Timothy Dwight (1752-1817) aspired to write epic poetry worthy of a great empire. At Yale College, he and his fellow “Connecticut Wits” intended, in historian Henry May’s words, “to provide America and New England with a national literature, and in doing so to show the world that republicans were capable of wielding a correct and elevated style.” There was reason for doubt. Proponents in Europe of what became known as the “degeneracy theory” denied that the New World could ever produce an artist or author or academic of the first rank, a prejudice that stung Thomas Jefferson, George Washington, and their generation. Europe’s critical reception of the Wits’ most earnest and ambitious attempts at eloquence also gave little hope that much good could come from America’s provincialism and old-fashioned literary taste. Still, Dwight was at the forefront of this work of the imagination. His orations, sermons, and poems in the last third of the eighteenth century—during the critical years of the nation’s founding—reveal a framework of thought that situated America as the endpoint toward which all prior history had been tending. Indeed, Dwight’s presuppositions conform closely to the eighteenth-century philosophy of history that Eric Voegelin mapped out in his book From Enlightenment to Revolution, including especially the new doctrine of grace Voegelin called the “authoritative present.”
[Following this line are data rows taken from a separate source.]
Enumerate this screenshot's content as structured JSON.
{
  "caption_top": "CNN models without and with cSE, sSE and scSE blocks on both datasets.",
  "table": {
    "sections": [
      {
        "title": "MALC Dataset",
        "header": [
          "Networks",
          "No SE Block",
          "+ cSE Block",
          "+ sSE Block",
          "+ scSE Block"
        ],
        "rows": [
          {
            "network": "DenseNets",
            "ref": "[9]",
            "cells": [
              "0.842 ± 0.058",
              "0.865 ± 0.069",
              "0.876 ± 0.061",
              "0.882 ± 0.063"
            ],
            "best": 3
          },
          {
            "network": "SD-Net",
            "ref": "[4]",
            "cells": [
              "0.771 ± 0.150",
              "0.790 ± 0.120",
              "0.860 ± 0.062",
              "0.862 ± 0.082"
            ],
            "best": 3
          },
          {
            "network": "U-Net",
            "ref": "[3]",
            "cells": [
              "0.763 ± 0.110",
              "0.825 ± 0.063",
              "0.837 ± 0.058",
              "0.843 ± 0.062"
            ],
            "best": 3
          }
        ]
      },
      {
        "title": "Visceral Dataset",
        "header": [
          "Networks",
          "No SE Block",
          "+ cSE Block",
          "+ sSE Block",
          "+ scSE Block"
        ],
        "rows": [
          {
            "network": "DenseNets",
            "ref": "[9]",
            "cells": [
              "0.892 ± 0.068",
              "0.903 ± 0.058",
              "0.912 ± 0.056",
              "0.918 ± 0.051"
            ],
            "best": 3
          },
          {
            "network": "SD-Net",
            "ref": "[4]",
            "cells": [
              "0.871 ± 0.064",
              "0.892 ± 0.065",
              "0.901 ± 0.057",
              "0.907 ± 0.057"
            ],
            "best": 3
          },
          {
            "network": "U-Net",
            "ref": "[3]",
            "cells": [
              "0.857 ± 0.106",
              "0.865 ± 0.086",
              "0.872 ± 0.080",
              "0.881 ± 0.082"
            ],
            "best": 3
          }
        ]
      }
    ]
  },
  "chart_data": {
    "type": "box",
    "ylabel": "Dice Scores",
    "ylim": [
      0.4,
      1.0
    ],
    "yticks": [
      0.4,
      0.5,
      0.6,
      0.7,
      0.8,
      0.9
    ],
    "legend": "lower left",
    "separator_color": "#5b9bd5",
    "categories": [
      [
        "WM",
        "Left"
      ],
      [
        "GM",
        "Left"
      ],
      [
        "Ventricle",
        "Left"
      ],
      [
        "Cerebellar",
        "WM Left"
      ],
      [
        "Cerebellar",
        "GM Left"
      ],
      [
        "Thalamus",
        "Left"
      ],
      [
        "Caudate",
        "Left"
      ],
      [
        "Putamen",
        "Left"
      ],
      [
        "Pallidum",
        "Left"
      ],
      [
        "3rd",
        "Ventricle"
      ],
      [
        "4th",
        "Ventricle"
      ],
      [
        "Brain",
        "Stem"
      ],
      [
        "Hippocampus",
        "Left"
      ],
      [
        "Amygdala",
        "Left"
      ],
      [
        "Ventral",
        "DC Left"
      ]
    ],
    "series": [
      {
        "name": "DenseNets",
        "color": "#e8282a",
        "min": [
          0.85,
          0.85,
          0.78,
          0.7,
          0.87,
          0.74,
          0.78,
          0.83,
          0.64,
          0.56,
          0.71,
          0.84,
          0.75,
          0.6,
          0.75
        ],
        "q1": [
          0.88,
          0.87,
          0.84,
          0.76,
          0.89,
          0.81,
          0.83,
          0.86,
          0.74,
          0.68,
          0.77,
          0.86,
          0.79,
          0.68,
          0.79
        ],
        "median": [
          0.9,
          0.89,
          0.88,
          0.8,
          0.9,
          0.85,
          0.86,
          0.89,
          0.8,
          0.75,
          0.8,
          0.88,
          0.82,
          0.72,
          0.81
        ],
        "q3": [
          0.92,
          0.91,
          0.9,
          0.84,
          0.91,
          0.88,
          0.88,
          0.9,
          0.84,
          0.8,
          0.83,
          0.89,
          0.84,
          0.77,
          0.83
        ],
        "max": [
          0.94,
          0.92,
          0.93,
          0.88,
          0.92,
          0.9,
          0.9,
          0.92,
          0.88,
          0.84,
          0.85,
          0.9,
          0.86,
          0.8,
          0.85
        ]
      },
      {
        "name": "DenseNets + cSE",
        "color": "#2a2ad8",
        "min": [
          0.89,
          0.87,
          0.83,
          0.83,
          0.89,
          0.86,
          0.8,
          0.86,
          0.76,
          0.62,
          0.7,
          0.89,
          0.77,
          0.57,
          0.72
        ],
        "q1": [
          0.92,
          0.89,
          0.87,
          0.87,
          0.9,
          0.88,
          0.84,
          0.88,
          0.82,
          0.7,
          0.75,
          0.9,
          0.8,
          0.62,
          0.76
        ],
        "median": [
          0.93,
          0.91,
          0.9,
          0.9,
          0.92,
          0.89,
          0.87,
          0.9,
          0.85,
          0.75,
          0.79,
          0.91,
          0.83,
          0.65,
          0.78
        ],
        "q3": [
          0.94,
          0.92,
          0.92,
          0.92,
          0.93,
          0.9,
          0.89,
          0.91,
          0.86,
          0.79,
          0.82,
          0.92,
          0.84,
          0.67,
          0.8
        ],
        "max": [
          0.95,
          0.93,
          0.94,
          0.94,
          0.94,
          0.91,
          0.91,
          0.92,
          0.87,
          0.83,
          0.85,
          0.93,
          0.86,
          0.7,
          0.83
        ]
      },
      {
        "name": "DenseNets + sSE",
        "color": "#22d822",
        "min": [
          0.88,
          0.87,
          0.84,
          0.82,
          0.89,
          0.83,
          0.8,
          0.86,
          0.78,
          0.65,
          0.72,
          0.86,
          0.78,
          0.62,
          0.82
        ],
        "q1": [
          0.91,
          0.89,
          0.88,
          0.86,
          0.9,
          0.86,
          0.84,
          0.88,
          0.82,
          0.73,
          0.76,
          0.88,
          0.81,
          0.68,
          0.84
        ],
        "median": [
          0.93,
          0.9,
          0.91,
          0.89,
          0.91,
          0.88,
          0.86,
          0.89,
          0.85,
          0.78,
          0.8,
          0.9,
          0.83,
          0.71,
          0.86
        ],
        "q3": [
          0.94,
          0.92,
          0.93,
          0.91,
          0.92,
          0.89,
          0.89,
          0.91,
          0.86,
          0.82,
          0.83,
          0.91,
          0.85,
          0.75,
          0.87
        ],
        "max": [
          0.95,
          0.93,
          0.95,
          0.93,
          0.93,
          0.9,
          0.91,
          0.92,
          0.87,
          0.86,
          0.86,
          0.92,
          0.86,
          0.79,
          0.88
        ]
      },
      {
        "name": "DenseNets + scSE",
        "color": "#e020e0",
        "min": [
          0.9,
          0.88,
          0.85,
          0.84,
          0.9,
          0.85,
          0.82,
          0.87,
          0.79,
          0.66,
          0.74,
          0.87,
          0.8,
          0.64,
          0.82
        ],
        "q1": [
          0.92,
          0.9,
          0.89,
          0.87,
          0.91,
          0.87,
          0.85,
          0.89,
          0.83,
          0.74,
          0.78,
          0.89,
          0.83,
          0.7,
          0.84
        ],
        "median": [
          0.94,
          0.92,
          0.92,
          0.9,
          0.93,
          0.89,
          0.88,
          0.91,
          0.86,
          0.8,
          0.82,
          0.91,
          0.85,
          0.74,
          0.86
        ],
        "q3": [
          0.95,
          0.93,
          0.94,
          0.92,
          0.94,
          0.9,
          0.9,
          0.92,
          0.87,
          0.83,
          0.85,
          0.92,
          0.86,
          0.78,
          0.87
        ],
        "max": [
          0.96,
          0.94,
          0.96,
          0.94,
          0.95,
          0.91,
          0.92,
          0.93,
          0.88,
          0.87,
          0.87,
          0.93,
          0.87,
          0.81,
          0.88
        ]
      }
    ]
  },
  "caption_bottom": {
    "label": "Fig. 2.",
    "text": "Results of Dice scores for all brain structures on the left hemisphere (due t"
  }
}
Voegelin turned to the eighteenth-century French philosophe D’Alembert to piece together the internal logic of the authoritative present. In the preface to the first volume of the Encyclopedie (1751), D’Alembert constructed a selective genealogy of humanity’s intellectual progress. The weight of factual evidence, as amassed in the Encyclopedie, was supposed to prove that man’s present enlightenment surpassed every prior epoch. D’Alembert arranged this evidence into an intramundane story of linear progress. This thread of progress served as a substitute for an authentic transcendence and for the Classical and Christian anthropology that had once situated man within that transcendent order. Progress’s preoccupation with power over nature and the accumulation of knowledge useful to that end displaced the bios theoretikos and destroyed the practice of contemplative history suited to that larger definition of man’s nature and his place in the universe. Enlightenment utilitarianism placed a premium on Baconian transformation of nature and reduced a now truncated man to his material needs, denying him any telos higher or larger than mastery over nature.